Micajah Sturdivant, president, MMI Hotel Group—a 65-year-old owner/operator with a heavy focus on third-party management—also has seen things going in the right direction.
“We started the year projecting to be within 2 percent of our 2019 numbers, which was great. Fortunately, we have been forecasting upwards,” he said.
While leisure business has picked up, it goes without saying that group business is a key element to any meaningful recovery. Sturdivant noted the lack of group business has been something of a mixed blessing for some of its properties.
“We have seen a significant rise in overall ADR [average daily rate] simply put because to some extent the group business is not there. It’s being back-filled by retail transient leisure at a much higher rate,” he said.
Sturdivant further added hotels will have to develop a strategy for when true corporate and association business starts coming back in a significant way.
“Are they going to be ready to reset? How are these properties’ sales teams going to be prepared to renegotiate in really a whole new paradigm when the retail rate has grown as much as it as it has? So that’s going to be I think the really big kind of unknown for the latter part of this year and 2022 and beyond,” he said.
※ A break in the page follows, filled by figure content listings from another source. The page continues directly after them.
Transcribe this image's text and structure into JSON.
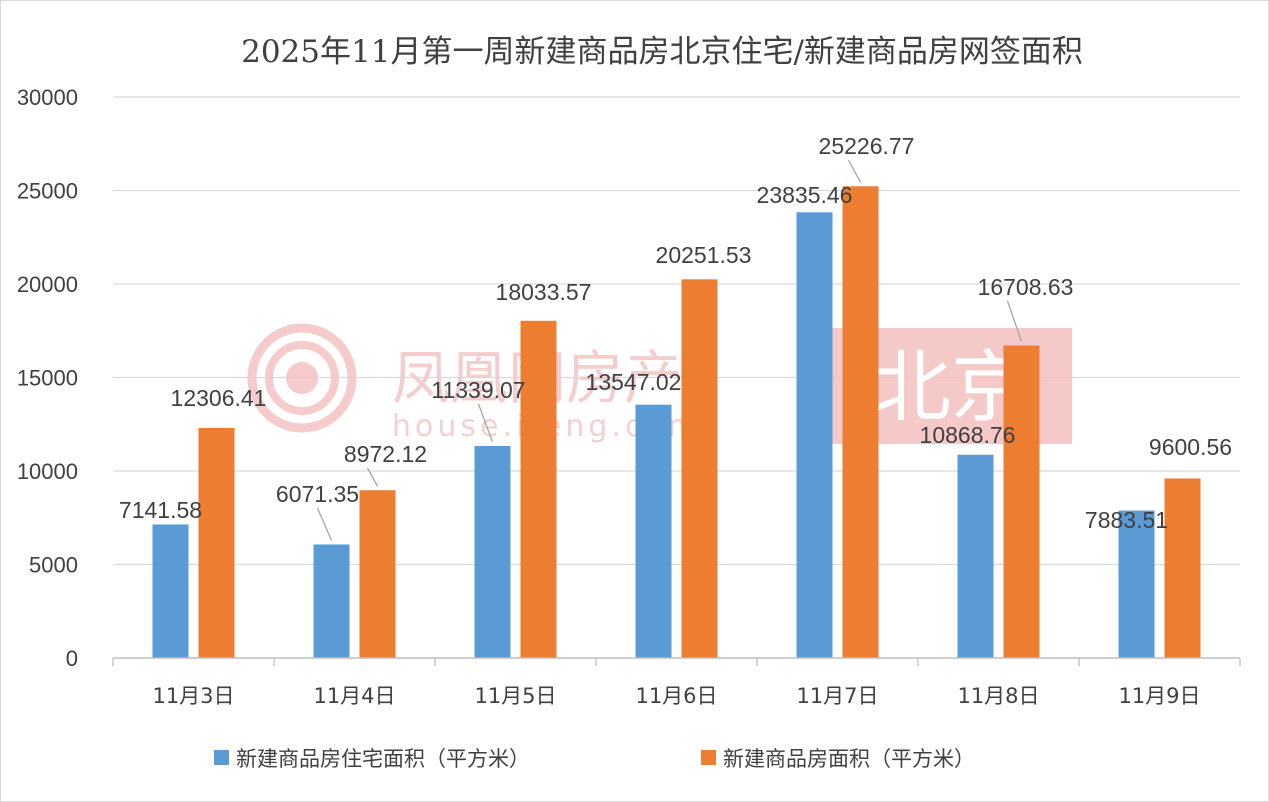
{
  "chart_data": {
    "type": "bar",
    "title": "2025年11月第一周新建商品房北京住宅/新建商品房网签面积",
    "categories": [
      "11月3日",
      "11月4日",
      "11月5日",
      "11月6日",
      "11月7日",
      "11月8日",
      "11月9日"
    ],
    "series": [
      {
        "name": "新建商品房住宅面积（平方米）",
        "color": "#5b9bd5",
        "values": [
          7141.58,
          6071.35,
          11339.07,
          13547.02,
          23835.46,
          10868.76,
          7883.51
        ],
        "labels": [
          "7141.58",
          "6071.35",
          "11339.07",
          "13547.02",
          "23835.46",
          "10868.76",
          "7883.51"
        ]
      },
      {
        "name": "新建商品房面积（平方米）",
        "color": "#ed7d31",
        "values": [
          12306.41,
          8972.12,
          18033.57,
          20251.53,
          25226.77,
          16708.63,
          9600.56
        ],
        "labels": [
          "12306.41",
          "8972.12",
          "18033.57",
          "20251.53",
          "25226.77",
          "16708.63",
          "9600.56"
        ]
      }
    ],
    "ylim": [
      0,
      30000
    ],
    "yticks": [
      "0",
      "5000",
      "10000",
      "15000",
      "20000",
      "25000",
      "30000"
    ],
    "grid": true,
    "legend": "bottom"
  },
  "watermark": {
    "brand": "凤凰网房产",
    "site": "house.ifeng.com",
    "city": "北京"
  }
}
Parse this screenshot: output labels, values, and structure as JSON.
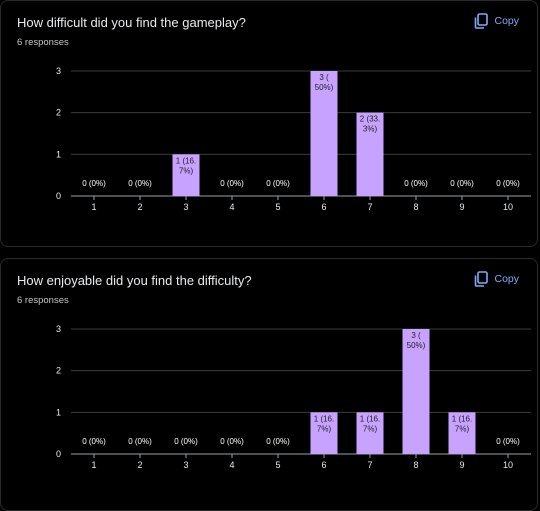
{
  "cards": [
    {
      "title": "How difficult did you find the gameplay?",
      "responses": "6 responses",
      "copy_label": "Copy"
    },
    {
      "title": "How enjoyable did you find the difficulty?",
      "responses": "6 responses",
      "copy_label": "Copy"
    }
  ],
  "colors": {
    "bar": "#c8a2ff",
    "grid": "#3c3c3c",
    "link": "#7cacf8"
  },
  "chart_data": [
    {
      "type": "bar",
      "categories": [
        "1",
        "2",
        "3",
        "4",
        "5",
        "6",
        "7",
        "8",
        "9",
        "10"
      ],
      "values": [
        0,
        0,
        1,
        0,
        0,
        3,
        2,
        0,
        0,
        0
      ],
      "data_labels": [
        "0 (0%)",
        "0 (0%)",
        "1 (16.\n7%)",
        "0 (0%)",
        "0 (0%)",
        "3 (\n50%)",
        "2 (33.\n3%)",
        "0 (0%)",
        "0 (0%)",
        "0 (0%)"
      ],
      "yticks": [
        "0",
        "1",
        "2",
        "3"
      ],
      "ylim": [
        0,
        3
      ],
      "title": "How difficult did you find the gameplay?",
      "xlabel": "",
      "ylabel": "",
      "grid": true
    },
    {
      "type": "bar",
      "categories": [
        "1",
        "2",
        "3",
        "4",
        "5",
        "6",
        "7",
        "8",
        "9",
        "10"
      ],
      "values": [
        0,
        0,
        0,
        0,
        0,
        1,
        1,
        3,
        1,
        0
      ],
      "data_labels": [
        "0 (0%)",
        "0 (0%)",
        "0 (0%)",
        "0 (0%)",
        "0 (0%)",
        "1 (16.\n7%)",
        "1 (16.\n7%)",
        "3 (\n50%)",
        "1 (16.\n7%)",
        "0 (0%)"
      ],
      "yticks": [
        "0",
        "1",
        "2",
        "3"
      ],
      "ylim": [
        0,
        3
      ],
      "title": "How enjoyable did you find the difficulty?",
      "xlabel": "",
      "ylabel": "",
      "grid": true
    }
  ]
}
Nixon reinforced the point maintaining that it depends largely on the type of property and its current occupancy levels as to how to strategize for group business.
“When you talk about some of our bigger boxes taking groups is a smart way to shrink the size of the hotel. Then in the coastal or leisure properties you generally curtail your group business anyway, especially on weekends. However, midweek where we would easily take a group maybe we’re a little bit more hesitant or at least not discounting the rates heavily because the ADRs are just killing it on the beach,” he said.
“It’s really about the booking pace. It’s been an extraordinarily small window but it’s getting longer, which is helpful for us to make those strategic decisions. But a bird in the hand right now is not a bad thing,” said Winey, noting the company would prefer not to wait to get that business on the books.
Meanwhile, a recent HAMA (Hotel Asset Managers Association) study of roughly 100 members indicated that some 30 percent of survey respondents were considering a brand or management change as part of their recovery strategy. Dickinson weighed in on what’s driving that trend.
“I think that certainly for everyone this has been a period of reset and owners are pretty much evaluating every aspect of their hotel investments and what the best strategy is to go forward. So naturally brand and management are going to be part of that equation.
“We’re seeing some owners evaluating a switch from brand managed to franchised if they’re able. Particularly for the smaller full-service hotels and below they’re taking a hard look at the cost value equation of a brand. With changes to [brand] resources at the corporate and regional level in light of COVID, perhaps in the short run they’re not getting as much bang for their buck and they’re exploring a third-party management arrangement as possibly being more cost-effective,” she noted.
Sturdivant acknowledged that this could represent an opportunity for a third-party management company as he detailed a series of discussions the company hosted on LinkedIn entitled ‘Mother May I?’
“What is that relationship about as you’re trying to take a step forward on behalf of your properties? I do really think it’s how often was management on property? How well did the corporate team really know what was happening in your properties, etc.? These times bring light to any deficiencies that may be out there. It also is a time to really think about the character and culture of the company and the team members. What was their allegiance to the property?” he asked.